Now, many prominent members of Singapore’s tech community are calling on officials to integrate TraceTogether with a new app called SafeEntry, which records a person’s name and phone number. The system works like a digital check-in and is mandatory for people looking to enter a business, such as a supermarket or a mall.
However, this still raises questions about how a user’s data is used and stored.
When Google and Apple announced their system, called Exposure Notification, they said that all of the information would be kept on an individual’s phone and not on a central database. However, governments have complained that not having access to this data hurts their efforts to fight the pandemic. Singapore’s system, for one, collects user data and stores it in a central database — although Singapore’s government has assured the public that this data will only be used for contact-tracing.
The U.K. too has argued that its centralized system would help track outbreak patterns, do follow up testing and plan reopenings while keeping the data anonymous. However, a range of security flaws have been recently discovered that may threaten the deployment of the system.
Researchers identified several different problems with the U.K. National Health System‘s app. These include weaknesses in the registration process that would allow hackers to steal encryption keys, as well as the fact that user data stored on the handsets was unencrypted.

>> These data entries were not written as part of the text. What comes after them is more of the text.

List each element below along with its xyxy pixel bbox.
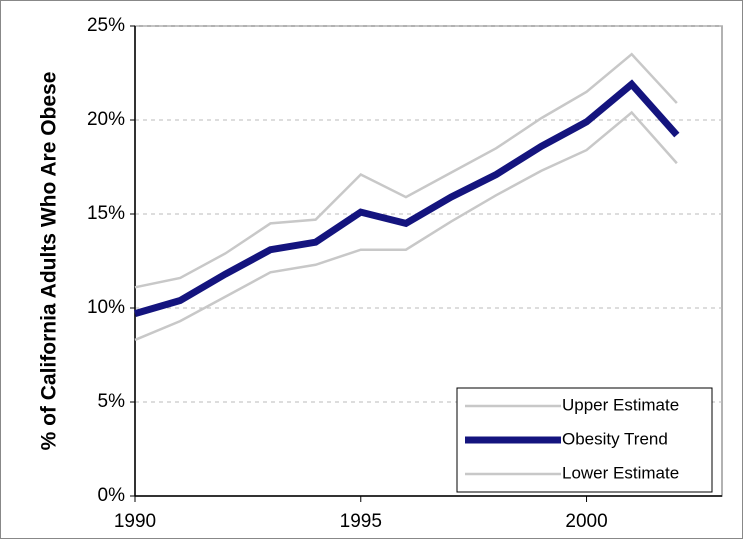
legend-label: Lower Estimate xyxy=(562,463,679,482)
legend-label: Obesity Trend xyxy=(562,429,668,448)
series-line xyxy=(134,79,680,318)
y-tick-label: 0% xyxy=(98,485,126,506)
x-tick-label: 1990 xyxy=(114,511,156,532)
series-line xyxy=(134,52,678,289)
legend-label: Upper Estimate xyxy=(562,395,679,414)
x-tick-label: 2000 xyxy=(565,511,607,532)
x-tick-label: 1995 xyxy=(340,511,382,532)
y-axis-label: % of California Adults Who Are Obese xyxy=(38,72,61,451)
y-tick-label: 20% xyxy=(87,109,125,130)
y-tick-label: 10% xyxy=(87,297,125,318)
y-tick-label: 15% xyxy=(87,203,125,224)
y-tick-label: 5% xyxy=(98,391,126,412)
series-line xyxy=(134,110,678,342)
y-tick-label: 25% xyxy=(87,15,125,36)
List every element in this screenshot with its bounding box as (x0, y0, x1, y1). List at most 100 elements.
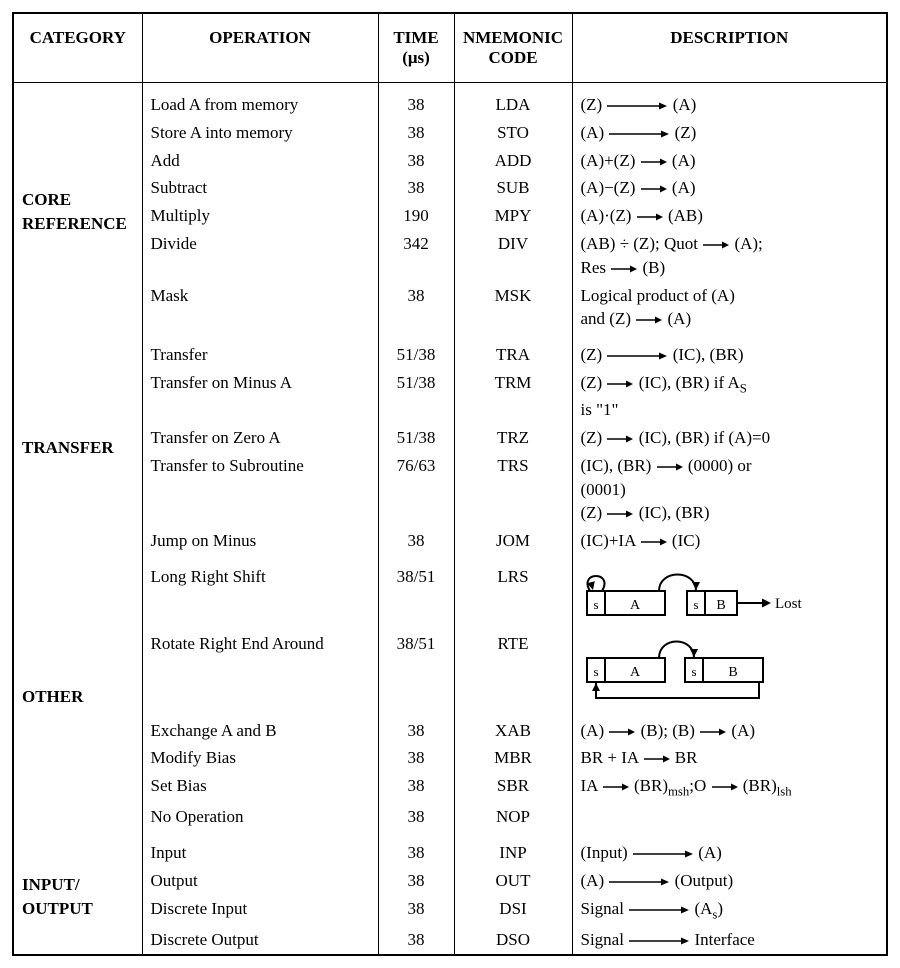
description-cell: (Input) (A) (572, 831, 886, 867)
mnemonic-cell: INP (454, 831, 572, 867)
table-row: No Operation38NOP (14, 803, 886, 831)
operation-cell: Set Bias (142, 772, 378, 803)
time-cell: 342 (378, 230, 454, 282)
description-cell: IA (BR)msh;O (BR)lsh (572, 772, 886, 803)
operation-cell: Long Right Shift (142, 555, 378, 630)
operation-cell: Discrete Output (142, 926, 378, 954)
table-body: COREREFERENCELoad A from memory38LDA(Z) … (14, 83, 886, 954)
description-diagram-cell: sAsBLost (572, 555, 886, 630)
arrow-short-icon (608, 726, 636, 738)
description-cell: Logical product of (A)and (Z) (A) (572, 282, 886, 334)
arrow-long-icon (628, 904, 690, 916)
arrow-short-icon (640, 536, 668, 548)
arrow-short-icon (656, 461, 684, 473)
mnemonic-cell: TRM (454, 369, 572, 424)
description-cell: (IC)+IA (IC) (572, 527, 886, 555)
table-row: Exchange A and B38XAB(A) (B); (B) (A) (14, 717, 886, 745)
arrow-short-icon (711, 781, 739, 793)
col-header-code: NMEMONICCODE (454, 14, 572, 83)
arrow-short-icon (606, 433, 634, 445)
mnemonic-cell: MSK (454, 282, 572, 334)
description-cell: (A) (Z) (572, 119, 886, 147)
arrow-long-icon (606, 350, 668, 362)
col-header-category: CATEGORY (14, 14, 142, 83)
mnemonic-cell: MBR (454, 744, 572, 772)
description-cell: (A)−(Z) (A) (572, 174, 886, 202)
time-cell: 38 (378, 772, 454, 803)
table-row: Modify Bias38MBRBR + IA BR (14, 744, 886, 772)
mnemonic-cell: SUB (454, 174, 572, 202)
operation-cell: Add (142, 147, 378, 175)
mnemonic-cell: DSO (454, 926, 572, 954)
table-row: Mask38MSKLogical product of (A)and (Z) (… (14, 282, 886, 334)
operation-cell: Transfer on Minus A (142, 369, 378, 424)
operation-cell: Multiply (142, 202, 378, 230)
category-cell: TRANSFER (14, 333, 142, 555)
arrow-short-icon (640, 156, 668, 168)
arrow-short-icon (635, 314, 663, 326)
arrow-short-icon (606, 378, 634, 390)
description-cell: (AB) ÷ (Z); Quot (A);Res (B) (572, 230, 886, 282)
operation-cell: Mask (142, 282, 378, 334)
table-row: Set Bias38SBRIA (BR)msh;O (BR)lsh (14, 772, 886, 803)
description-cell: BR + IA BR (572, 744, 886, 772)
table-row: COREREFERENCELoad A from memory38LDA(Z) … (14, 83, 886, 119)
arrow-short-icon (610, 263, 638, 275)
mnemonic-cell: DSI (454, 895, 572, 926)
svg-text:A: A (629, 598, 640, 613)
operation-cell: Discrete Input (142, 895, 378, 926)
col-header-desc: DESCRIPTION (572, 14, 886, 83)
description-cell: (Z) (IC), (BR) if (A)=0 (572, 424, 886, 452)
table-row: Rotate Right End Around38/51RTEsAsB (14, 630, 886, 717)
operation-cell: Transfer (142, 333, 378, 369)
svg-text:s: s (593, 664, 598, 679)
description-cell: Signal (As) (572, 895, 886, 926)
svg-text:B: B (716, 598, 725, 613)
table-row: Transfer on Minus A51/38TRM(Z) (IC), (BR… (14, 369, 886, 424)
description-cell: (A) (Output) (572, 867, 886, 895)
operation-cell: No Operation (142, 803, 378, 831)
arrow-long-icon (632, 848, 694, 860)
operation-cell: Transfer on Zero A (142, 424, 378, 452)
mnemonic-cell: NOP (454, 803, 572, 831)
table-row: Discrete Output38DSOSignal Interface (14, 926, 886, 954)
description-cell: (A) (B); (B) (A) (572, 717, 886, 745)
operation-cell: Transfer to Subroutine (142, 452, 378, 527)
operation-cell: Divide (142, 230, 378, 282)
arrow-long-icon (608, 128, 670, 140)
time-cell: 38 (378, 147, 454, 175)
table-row: Subtract38SUB(A)−(Z) (A) (14, 174, 886, 202)
mnemonic-cell: TRZ (454, 424, 572, 452)
description-cell: (Z) (IC), (BR) (572, 333, 886, 369)
category-cell: INPUT/OUTPUT (14, 831, 142, 954)
time-cell: 38/51 (378, 630, 454, 717)
table-row: Divide342DIV(AB) ÷ (Z); Quot (A);Res (B) (14, 230, 886, 282)
operation-cell: Modify Bias (142, 744, 378, 772)
svg-text:Lost: Lost (775, 596, 803, 612)
time-cell: 38 (378, 867, 454, 895)
description-cell: (IC), (BR) (0000) or(0001)(Z) (IC), (BR) (572, 452, 886, 527)
time-cell: 38 (378, 803, 454, 831)
mnemonic-cell: JOM (454, 527, 572, 555)
description-cell: (A)+(Z) (A) (572, 147, 886, 175)
table-row: Output38OUT(A) (Output) (14, 867, 886, 895)
table-row: Transfer to Subroutine76/63TRS(IC), (BR)… (14, 452, 886, 527)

The researchers warned that these flaws could also be exploited to monitor a user’s activities beyond just contact-tracing. For example, the unencrypted data makes it theoretically possible for law enforcement agencies to determine where two or more people meet.
“In terms of the registration issues, it’s fairly low risk because it would require an attack against a well-protected server, which we don’t think is particularly likely,” Dr. Chris Culnane, the second author of the report, told the BBC.
“But the risk about the unencrypted data is higher, because if someone was to get access to your phone, then they might be able to learn some additional information because of what is stored on that,” he added.
The U.K.’s National Cyber Security Centre (NCSC) has since stated that it was aware of the issues and is working to address them.
“It was always hoped that measures such as releasing the code and explaining decisions behind the app would generate meaningful discussion with the security and privacy community,” an NCSC spokesman told the BBC.
“We look forward to continuing to work with security and cryptography researchers to make the app the best it can be.”